Ein neues Logo für DC

DC Comics hat sich ein neues Verlagslogo gegönnt. Das gestern veröffentlichte neue Signet wurde anlässlich des nun startenden Events „Rebirth“ gestaltet, das in den kommenden Wochen die Veröffentlichungen bestimmen wird. Wieder einmal wird hier bei einem Crossover-Event das verlagseigene Superheldenuniversum aktuellen Bedürfnissen angepasst. Zuletzt gab es 2011 mit „The New 52“ einen großen Neustart, doch schon nach fünf Jahren sieht man sich gezwungen, wieder neu anzusetzen. Ziel ist, sowohl alte als auch neue Fans zu erreichen – und beide sollen mit dem neuen Logo angesprochen werden.

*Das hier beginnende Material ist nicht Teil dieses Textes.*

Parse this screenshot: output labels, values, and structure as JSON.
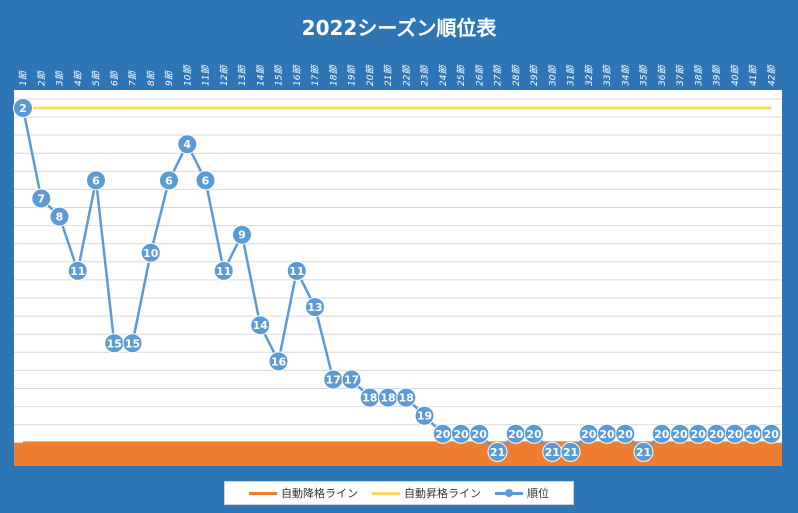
{
  "chart_data": {
    "type": "line",
    "title": "2022シーズン順位表",
    "categories": [
      "1節",
      "2節",
      "3節",
      "4節",
      "5節",
      "6節",
      "7節",
      "8節",
      "9節",
      "10節",
      "11節",
      "12節",
      "13節",
      "14節",
      "15節",
      "16節",
      "17節",
      "18節",
      "19節",
      "20節",
      "21節",
      "22節",
      "23節",
      "24節",
      "25節",
      "26節",
      "27節",
      "28節",
      "29節",
      "30節",
      "31節",
      "32節",
      "33節",
      "34節",
      "35節",
      "36節",
      "37節",
      "38節",
      "39節",
      "40節",
      "41節",
      "42節"
    ],
    "series": [
      {
        "name": "自動降格ライン",
        "values": [
          20.5,
          20.5,
          20.5,
          20.5,
          20.5,
          20.5,
          20.5,
          20.5,
          20.5,
          20.5,
          20.5,
          20.5,
          20.5,
          20.5,
          20.5,
          20.5,
          20.5,
          20.5,
          20.5,
          20.5,
          20.5,
          20.5,
          20.5,
          20.5,
          20.5,
          20.5,
          20.5,
          20.5,
          20.5,
          20.5,
          20.5,
          20.5,
          20.5,
          20.5,
          20.5,
          20.5,
          20.5,
          20.5,
          20.5,
          20.5,
          20.5,
          20.5
        ],
        "color": "#ed7d31"
      },
      {
        "name": "自動昇格ライン",
        "values": [
          2,
          2,
          2,
          2,
          2,
          2,
          2,
          2,
          2,
          2,
          2,
          2,
          2,
          2,
          2,
          2,
          2,
          2,
          2,
          2,
          2,
          2,
          2,
          2,
          2,
          2,
          2,
          2,
          2,
          2,
          2,
          2,
          2,
          2,
          2,
          2,
          2,
          2,
          2,
          2,
          2,
          2
        ],
        "color": "#ffd966"
      },
      {
        "name": "順位",
        "values": [
          2,
          7,
          8,
          11,
          6,
          15,
          15,
          10,
          6,
          4,
          6,
          11,
          9,
          14,
          16,
          11,
          13,
          17,
          17,
          18,
          18,
          18,
          19,
          20,
          20,
          20,
          21,
          20,
          20,
          21,
          21,
          20,
          20,
          20,
          21,
          20,
          20,
          20,
          20,
          20,
          20,
          20
        ],
        "color": "#5b9bd5"
      }
    ],
    "ylim": [
      1,
      22
    ],
    "y_inverted": true,
    "grid": true,
    "legend_position": "bottom",
    "colors": {
      "background": "#2e75b6",
      "plot": "#ffffff",
      "relegation_zone": "#ed7d31"
    }
  }
}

Die rund 80-jährige Verlagsgeschichte hatten zuvor lange Zeit zwei Logos bestimmt: Das ursprüngliche, schwarzweisse „A DC Publication“-Logo von 1940 sowie das von „I Love NY“-Gestalter Milton Glaser entworfene Bullet-Logo mit vier Sternen aus dem Jahr 1976. Beide wurden jeweils rund 30 Jahre verwendet. Erst 2012 wurde das sogenannte „Peel-Logo“ eingeführt, das seinerseits das Vorgängerdesign von 2005 ablöste.

Das nun dritte neue Logo innerhalb von elf Jahren wurde in Zusammenarbeite mit der Design-Schmiede Pentagram (Windows, MoMA, Star Alliance) entwickelt und schlägt, den verlagsweiten Serienneustarts entsprechend, den Bogen zurück: Das versale DC wird wieder von einem Kreis eingefasst, was zuvor lange Zeit grundsätzliches Gestaltungsmerkmal war. Eine kluge Entscheidung. Der verwendete Font mag nicht sofort ikonisch erscheinen, aber das kann sich mit der Zeit ändern – auch Glasers Design brauchte seine Zeit, um sich zu etablieren. Mehr als die letzten Logos eignet sich die neue Variante für die Darstellung in unterschiedlichen Größen: So bleibt es auch klein, zum Beispiel bei der Verwendung als favicon, erkennbar.

Darüber, wie lang das Logo nun in Verwendung bleiben wird, kann fröhlich spekuliert werden: Für eine langfristige Verwendung ist es sicherlich ikonisch genug. Ob DC der Versuchung wiederstehen kann, in sich immer weiter beschleunigenden Reboot-Zyklen auch das Logo anzupassen, wird man sehen. Der direkte Gestaltungsbezugspunkt, das Verlagslogo mit roten Buchstaben aus dem Jahr 1972, wurde nach nur zwei Jahren abgelöst.